The E. R. Sleight Computing Laboratory contains a network of workstations dedicated for use by computer science students. These computers run individually or in parallel under the Linux operating system.

Departmental Policy on Advanced Placement Credit

Credit earned through the Advanced Placement (AP) exams in calculus, computer science, or statistics may be applied, as appropriate, toward any major or minor in the department. Students who earn a 4 or 5 on the Calculus AB exam, or the AB subscore of the Calculus BC exam, receive credit for Mathematics 141. Students who earn a 4 on the Calculus BC exam receive credit for Mathematics 141, and those who earn a 5 on this exam receive credit for both Mathematics 141 and Mathematics 143. Students who earn a score of 4 or 5 on the Computer Science A or Computer Science AB exam will receive credit for Computer Science 171. Students who earn a 4 or 5 on the statistics exam will receive credit for Mathematics 109.

Introduction

The Mathematics and Computer Science Department at Albion College includes the disciplines of pure and applied mathematics, computer science and statistics.
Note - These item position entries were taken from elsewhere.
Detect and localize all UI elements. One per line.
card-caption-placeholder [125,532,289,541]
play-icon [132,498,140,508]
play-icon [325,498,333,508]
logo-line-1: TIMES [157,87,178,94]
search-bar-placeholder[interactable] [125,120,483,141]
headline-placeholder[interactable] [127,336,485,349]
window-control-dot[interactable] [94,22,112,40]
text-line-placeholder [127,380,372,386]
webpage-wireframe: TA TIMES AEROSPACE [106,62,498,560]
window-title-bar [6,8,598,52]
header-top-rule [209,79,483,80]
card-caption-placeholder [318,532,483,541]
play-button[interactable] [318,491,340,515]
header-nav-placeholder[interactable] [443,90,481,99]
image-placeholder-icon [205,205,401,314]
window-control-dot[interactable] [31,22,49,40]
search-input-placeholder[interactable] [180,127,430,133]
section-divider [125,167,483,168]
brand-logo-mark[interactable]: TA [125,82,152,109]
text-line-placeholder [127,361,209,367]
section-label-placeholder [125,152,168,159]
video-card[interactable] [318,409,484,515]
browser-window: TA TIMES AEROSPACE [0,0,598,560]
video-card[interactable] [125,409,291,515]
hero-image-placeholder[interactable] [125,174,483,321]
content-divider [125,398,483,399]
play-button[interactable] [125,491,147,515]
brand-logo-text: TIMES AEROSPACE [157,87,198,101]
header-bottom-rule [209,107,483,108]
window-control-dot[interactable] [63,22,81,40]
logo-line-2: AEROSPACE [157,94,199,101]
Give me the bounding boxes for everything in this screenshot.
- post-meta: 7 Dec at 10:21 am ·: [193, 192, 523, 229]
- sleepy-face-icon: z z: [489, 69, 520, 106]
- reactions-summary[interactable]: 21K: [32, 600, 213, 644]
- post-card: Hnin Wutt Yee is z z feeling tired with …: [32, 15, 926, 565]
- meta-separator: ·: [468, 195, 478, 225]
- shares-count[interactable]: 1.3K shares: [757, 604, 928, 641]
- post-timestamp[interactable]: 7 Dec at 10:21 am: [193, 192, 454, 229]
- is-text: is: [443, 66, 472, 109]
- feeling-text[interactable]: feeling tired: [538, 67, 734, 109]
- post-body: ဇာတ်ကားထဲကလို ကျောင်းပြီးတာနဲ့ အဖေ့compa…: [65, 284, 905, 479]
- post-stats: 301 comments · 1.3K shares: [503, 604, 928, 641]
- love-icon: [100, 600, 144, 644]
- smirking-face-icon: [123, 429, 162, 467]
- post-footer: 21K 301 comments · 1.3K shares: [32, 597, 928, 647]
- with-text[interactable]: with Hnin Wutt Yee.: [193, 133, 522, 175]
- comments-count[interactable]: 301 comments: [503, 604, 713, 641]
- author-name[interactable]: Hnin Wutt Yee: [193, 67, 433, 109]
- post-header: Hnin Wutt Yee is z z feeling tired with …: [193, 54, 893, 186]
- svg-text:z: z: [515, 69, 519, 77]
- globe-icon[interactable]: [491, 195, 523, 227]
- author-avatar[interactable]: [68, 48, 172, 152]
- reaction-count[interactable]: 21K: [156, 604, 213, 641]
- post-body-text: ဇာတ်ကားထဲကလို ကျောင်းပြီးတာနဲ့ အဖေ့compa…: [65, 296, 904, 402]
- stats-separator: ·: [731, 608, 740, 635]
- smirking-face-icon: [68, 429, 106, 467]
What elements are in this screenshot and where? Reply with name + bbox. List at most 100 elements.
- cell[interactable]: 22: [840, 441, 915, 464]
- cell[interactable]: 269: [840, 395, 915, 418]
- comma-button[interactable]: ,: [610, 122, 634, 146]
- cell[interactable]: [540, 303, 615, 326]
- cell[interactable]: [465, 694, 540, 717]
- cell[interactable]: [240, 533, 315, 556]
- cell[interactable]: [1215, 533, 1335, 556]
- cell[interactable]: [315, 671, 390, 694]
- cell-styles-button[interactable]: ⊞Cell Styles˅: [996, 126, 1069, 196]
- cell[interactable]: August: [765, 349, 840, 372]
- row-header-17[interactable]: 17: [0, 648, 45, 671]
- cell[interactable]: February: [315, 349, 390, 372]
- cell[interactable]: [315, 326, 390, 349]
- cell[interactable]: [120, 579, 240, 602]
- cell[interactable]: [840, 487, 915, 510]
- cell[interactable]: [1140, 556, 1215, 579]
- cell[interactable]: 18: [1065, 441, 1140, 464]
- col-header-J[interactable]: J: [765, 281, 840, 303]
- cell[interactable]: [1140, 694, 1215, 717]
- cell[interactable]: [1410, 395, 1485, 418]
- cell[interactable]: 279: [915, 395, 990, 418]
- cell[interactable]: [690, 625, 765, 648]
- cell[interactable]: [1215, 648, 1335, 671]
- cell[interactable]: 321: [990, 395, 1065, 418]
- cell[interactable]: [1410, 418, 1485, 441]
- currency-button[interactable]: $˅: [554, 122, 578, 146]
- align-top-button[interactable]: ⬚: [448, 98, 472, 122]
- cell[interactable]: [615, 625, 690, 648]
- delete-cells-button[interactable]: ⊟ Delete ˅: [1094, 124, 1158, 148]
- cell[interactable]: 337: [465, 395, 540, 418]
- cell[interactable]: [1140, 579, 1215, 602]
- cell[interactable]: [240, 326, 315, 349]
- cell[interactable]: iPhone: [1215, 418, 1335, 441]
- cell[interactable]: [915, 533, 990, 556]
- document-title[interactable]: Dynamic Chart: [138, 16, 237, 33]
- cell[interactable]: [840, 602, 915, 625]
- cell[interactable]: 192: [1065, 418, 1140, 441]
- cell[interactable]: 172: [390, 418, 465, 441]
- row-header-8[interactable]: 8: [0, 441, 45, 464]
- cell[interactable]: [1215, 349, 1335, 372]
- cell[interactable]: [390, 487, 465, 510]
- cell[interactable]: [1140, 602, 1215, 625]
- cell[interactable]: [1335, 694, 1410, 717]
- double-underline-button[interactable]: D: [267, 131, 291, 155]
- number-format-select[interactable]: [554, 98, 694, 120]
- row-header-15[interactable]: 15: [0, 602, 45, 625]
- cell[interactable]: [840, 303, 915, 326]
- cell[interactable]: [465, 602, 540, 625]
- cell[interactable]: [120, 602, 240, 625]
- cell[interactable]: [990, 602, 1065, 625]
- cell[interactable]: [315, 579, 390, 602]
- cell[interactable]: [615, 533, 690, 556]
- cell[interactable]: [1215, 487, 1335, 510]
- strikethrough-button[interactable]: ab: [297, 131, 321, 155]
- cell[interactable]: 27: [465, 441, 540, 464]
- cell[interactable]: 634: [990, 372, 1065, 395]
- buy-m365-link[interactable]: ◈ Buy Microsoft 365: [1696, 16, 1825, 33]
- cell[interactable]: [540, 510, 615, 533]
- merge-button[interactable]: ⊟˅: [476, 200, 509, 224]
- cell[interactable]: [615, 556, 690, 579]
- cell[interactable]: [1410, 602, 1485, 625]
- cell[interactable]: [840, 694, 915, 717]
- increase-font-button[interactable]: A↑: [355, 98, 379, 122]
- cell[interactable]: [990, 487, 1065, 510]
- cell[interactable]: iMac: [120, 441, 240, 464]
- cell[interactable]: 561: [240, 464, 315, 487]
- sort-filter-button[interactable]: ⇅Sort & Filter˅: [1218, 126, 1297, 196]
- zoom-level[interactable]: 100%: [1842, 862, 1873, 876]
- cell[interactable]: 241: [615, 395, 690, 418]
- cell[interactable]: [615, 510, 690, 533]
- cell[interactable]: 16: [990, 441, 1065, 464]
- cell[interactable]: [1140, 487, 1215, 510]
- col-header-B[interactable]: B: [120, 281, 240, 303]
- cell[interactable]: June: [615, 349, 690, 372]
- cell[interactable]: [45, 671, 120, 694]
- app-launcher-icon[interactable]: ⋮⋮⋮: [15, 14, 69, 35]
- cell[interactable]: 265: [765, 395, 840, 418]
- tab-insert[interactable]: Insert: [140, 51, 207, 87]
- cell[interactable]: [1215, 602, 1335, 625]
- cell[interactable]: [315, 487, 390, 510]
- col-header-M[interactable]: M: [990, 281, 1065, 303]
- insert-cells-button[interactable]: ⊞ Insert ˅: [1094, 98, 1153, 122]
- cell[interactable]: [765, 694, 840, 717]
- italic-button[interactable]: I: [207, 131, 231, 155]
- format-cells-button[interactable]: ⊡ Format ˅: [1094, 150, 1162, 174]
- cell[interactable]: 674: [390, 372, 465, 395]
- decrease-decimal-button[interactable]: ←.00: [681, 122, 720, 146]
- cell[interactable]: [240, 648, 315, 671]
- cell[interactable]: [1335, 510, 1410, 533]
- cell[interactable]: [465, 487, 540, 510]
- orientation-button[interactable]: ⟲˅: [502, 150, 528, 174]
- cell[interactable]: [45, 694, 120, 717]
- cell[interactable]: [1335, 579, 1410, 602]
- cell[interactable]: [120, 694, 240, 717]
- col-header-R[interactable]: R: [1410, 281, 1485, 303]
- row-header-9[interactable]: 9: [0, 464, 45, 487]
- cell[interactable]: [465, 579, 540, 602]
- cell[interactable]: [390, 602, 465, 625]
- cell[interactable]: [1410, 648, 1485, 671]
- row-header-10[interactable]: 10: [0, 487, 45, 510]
The courses are structured to meet the overlapping needs of students who fall in one or more of the following categories: (1) those who wish to develop their appreciation of the power and beauty of mathematics; (2) those who wish to explore the dynamic field of computer science; (3) those who intend to pursue graduate work in mathematics, computer science or other related fields; (4) those who will exploit the applications of mathematics in the natural sciences, social sciences and other areas of quantitative studies; and (5) those who plan to enter the teaching profession in mathematics or computer science.